Part of the American History and Genealogy Project

Old Gloucester County Formation and Divisions

By Frank H. Stewart

Old Gloucester County included the present counties of Gloucester, Camden and Atlantic. Atlantic County was created in 1837 and Camden County in 1844.

Prior to the formation of Atlantic County, Old Gloucester extended from the Delaware River to the Atlantic Ocean and at one time large quantities of bog iron was dug out of the swamps and was used to make cannon and cannon balls for the wars of the Revolution and 1812.

In 1694, eight years after the inhabitants of Gloucester County had formed the County, the following law was passed by the Province of West Jersey: "Be it enacted by the Governor, Council and Representatives in this Assembly met and assembled and by the authority of the same that the two distinctions or divisions heretofore called the third and fourth tenths be and is hereby laid into one county, named and from henceforth to be called the County of Gloucester, the limits whereof bounded with the aforesaid river called Crapwell on the North and the river Berkley (formerly called Old Mans Creek) on the South."

The same year (1694) the people of the Great Egg Harbour section were allotted to Gloucester County.
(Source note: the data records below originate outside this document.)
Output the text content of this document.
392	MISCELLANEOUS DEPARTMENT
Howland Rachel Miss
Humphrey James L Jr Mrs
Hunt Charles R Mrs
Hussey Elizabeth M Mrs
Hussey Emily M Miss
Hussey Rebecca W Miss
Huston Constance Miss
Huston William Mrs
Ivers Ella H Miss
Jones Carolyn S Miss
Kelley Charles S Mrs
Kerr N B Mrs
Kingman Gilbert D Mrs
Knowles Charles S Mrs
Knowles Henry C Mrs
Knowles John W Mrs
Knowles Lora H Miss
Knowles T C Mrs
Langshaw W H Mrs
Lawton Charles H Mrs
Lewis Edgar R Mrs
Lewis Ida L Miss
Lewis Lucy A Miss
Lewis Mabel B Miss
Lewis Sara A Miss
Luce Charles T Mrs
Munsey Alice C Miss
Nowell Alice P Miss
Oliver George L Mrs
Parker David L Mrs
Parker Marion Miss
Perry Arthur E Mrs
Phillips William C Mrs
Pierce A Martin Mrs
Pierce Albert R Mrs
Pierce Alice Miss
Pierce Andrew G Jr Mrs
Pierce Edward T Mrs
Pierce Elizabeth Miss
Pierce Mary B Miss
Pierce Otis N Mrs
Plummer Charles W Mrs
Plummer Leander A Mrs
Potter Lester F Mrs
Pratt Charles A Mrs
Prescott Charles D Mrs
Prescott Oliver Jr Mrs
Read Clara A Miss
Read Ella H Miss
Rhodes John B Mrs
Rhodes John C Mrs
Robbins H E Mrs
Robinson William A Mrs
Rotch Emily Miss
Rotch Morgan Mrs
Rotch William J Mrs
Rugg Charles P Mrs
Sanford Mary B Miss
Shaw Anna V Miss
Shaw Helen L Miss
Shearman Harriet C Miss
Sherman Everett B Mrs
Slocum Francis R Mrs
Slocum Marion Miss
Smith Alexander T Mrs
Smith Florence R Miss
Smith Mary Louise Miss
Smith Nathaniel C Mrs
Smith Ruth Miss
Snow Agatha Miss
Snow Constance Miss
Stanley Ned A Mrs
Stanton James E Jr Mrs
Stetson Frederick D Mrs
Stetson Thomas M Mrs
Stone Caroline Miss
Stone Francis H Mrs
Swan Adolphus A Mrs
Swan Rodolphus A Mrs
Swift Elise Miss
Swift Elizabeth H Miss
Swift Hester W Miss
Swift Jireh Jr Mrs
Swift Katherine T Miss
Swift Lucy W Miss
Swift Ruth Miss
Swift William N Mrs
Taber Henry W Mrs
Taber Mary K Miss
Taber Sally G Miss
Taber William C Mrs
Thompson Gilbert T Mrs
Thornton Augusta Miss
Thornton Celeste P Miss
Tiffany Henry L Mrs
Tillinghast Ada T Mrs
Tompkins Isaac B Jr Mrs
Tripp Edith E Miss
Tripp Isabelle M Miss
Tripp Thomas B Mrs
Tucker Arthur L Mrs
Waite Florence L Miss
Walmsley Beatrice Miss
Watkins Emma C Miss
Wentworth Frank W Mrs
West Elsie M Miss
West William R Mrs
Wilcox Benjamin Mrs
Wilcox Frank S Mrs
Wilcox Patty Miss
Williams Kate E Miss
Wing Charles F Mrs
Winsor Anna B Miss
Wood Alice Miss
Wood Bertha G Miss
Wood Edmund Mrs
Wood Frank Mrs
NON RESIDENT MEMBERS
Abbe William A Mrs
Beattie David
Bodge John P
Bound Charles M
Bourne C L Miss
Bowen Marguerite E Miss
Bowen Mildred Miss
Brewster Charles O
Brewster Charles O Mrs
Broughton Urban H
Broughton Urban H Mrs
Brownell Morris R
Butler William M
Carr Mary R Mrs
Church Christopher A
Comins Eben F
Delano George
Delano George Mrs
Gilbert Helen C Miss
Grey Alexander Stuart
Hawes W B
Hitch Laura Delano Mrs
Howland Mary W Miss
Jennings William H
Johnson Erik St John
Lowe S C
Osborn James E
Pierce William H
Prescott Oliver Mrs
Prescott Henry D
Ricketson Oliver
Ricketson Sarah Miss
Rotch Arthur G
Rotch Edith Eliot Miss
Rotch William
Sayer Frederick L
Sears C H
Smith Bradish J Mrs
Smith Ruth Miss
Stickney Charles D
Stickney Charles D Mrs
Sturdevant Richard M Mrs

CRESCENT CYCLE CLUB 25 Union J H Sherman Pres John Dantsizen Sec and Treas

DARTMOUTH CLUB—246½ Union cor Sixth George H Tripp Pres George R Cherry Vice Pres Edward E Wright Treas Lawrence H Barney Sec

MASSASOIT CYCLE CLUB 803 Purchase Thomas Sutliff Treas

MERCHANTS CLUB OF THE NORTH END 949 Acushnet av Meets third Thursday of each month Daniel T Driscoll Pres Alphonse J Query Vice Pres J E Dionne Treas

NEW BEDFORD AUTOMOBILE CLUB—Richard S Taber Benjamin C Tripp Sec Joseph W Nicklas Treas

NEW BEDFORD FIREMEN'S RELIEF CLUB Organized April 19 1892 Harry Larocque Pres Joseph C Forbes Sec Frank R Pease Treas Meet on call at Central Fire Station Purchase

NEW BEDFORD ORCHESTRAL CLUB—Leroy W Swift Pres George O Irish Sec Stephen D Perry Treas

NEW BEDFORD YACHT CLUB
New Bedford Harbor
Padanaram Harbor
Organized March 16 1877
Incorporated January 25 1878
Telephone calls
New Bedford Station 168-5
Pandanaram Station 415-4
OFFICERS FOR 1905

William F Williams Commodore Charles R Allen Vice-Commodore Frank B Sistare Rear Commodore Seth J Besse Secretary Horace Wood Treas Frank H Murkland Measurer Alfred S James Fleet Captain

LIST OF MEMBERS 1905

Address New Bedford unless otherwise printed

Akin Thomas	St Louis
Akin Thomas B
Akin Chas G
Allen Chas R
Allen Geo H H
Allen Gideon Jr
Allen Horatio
The early plan of dividing West New Jersey into tenths met with considerable difficulty and was soon abandoned.

The third or Irish tenth got its name from the Irish Quakers who settled there. It extended from Pensauken to Timber Creeks. The fourth tenth extended from Timber to Oldmans Creeks and probably got their boundaries from the deeds given by the Indians. To the best of my knowledge the boundaries were established by common consent rather than by law, although an effort was made to divide the frontage on the Delaware River and each tenth was to extend back into the woods far enough to make it contain 64,000 acres.